Il 13 maggio 1981, nel pomeriggio, con alcuni studenti del Liceo Virgilio – dove insegnavo – mi trovavo al “Colle La Salle” in via dell’Imbrecciato, una scuola dei Fratelli delle Scuole Cristiane dove abitavo e svolgevo il ministero di Cappellano. All’epoca ero anche Assistente dei giovani di Azione Cattolica della mia Diocesi di Roma e si era pensato a un pomeriggio da vivere insieme in allegria. Nel mezzo delle chiacchiere e delle risate arriva la notizia dell’attentato. Ci guardammo tutti in faccia increduli. Alcuni giovani frères erano con noi e il divertimento si trasformò subito in uno stato di smarrimento.

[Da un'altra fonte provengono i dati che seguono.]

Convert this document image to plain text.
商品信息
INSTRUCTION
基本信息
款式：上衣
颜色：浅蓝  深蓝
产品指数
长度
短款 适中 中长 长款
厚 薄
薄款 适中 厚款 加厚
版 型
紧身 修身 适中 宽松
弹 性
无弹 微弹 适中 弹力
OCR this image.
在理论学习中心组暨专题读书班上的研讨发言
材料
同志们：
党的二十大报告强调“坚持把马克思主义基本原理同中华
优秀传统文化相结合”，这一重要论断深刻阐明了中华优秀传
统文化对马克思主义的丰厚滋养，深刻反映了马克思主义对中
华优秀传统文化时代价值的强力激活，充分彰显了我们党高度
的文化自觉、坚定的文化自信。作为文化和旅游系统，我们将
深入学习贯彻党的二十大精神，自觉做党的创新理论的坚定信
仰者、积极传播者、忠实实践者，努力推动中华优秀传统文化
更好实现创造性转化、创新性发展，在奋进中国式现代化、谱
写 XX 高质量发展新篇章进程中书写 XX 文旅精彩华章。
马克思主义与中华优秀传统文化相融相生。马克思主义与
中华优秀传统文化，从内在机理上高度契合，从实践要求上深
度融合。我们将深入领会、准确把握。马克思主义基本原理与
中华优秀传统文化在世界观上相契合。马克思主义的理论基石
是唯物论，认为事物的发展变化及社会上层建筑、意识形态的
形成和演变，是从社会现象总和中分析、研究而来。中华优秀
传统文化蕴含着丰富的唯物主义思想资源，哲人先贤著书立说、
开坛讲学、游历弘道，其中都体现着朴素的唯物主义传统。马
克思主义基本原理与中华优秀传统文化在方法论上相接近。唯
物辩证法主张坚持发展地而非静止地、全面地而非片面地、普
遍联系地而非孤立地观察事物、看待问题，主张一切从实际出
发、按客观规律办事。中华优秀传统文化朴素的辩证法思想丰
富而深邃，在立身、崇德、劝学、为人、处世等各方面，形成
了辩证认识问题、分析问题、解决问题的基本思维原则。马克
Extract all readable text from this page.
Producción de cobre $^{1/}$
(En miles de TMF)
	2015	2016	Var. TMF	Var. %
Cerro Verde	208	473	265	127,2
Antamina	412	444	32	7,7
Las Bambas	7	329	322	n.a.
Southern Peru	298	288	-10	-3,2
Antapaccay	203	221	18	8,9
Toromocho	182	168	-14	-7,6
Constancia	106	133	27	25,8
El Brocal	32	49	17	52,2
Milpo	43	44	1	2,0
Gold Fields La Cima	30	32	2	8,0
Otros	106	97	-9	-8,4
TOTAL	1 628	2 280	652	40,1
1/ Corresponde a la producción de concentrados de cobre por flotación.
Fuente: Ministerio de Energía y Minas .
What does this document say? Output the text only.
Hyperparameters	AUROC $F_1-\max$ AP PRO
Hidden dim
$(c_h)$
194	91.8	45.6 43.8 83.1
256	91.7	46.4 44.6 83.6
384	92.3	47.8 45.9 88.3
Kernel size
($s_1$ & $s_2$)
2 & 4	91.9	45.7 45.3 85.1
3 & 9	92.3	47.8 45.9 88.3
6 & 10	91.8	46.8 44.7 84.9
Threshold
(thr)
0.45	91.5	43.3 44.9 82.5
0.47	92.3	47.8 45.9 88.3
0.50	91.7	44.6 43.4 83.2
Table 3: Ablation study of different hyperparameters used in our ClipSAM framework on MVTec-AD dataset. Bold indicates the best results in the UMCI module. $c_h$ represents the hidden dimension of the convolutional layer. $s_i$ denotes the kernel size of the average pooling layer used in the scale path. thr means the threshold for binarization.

Non pensai troppo e decisi subito di chiamare Luigina e Claudio, responsabili diocesani dei giovani per organizzare una veglia di preghiera in Piazza san Pietro. Chiesi di coinvolgere i responsabili di Comunione e Liberazione e altri gruppi, per raccogliere quanti fossero stati disponibili intorno all’Obelisco al centro della Piazza per una veglia di preghiera. Era già tramonto inoltrato, e per tutta la sera non cessammo di intonare canti e preghiere. La Piazza era ormai vuota e solo noi eravamo animati dal desiderio di dare una testimonianza di preghiera per la salute del Papa. A un certo punto, vidi che mons. G. Canestri, vicegerente della Diocesi, era presente su un lato della piazza con la corona del Rosario in mano e il volto molto teso. Mi avvicinai, lo salutai e lo invitai a venire dai giovani per pregare con noi. Mi ringraziò affettuosamente e mi disse che preferiva rimanere in disparte, avrebbe continuato ad accompagnarci rimanendo nel silenzio della preghiera e ai margini della piazza. Verso la conclusione della preghiera, si presentò in piazza il Sostituto alla Segreteria di Stato, S.E. Eduardo Martínez Somalo. Ci ringraziò tutti con parole non di circostanza, invitandoci a pregare, ma ricordandoci che si era fatta sera tardi ed era opportuno anche ritornare a casa. Il disorientamento comunque era tale che nessuno sapeva cosa fare al di fuori di pregare.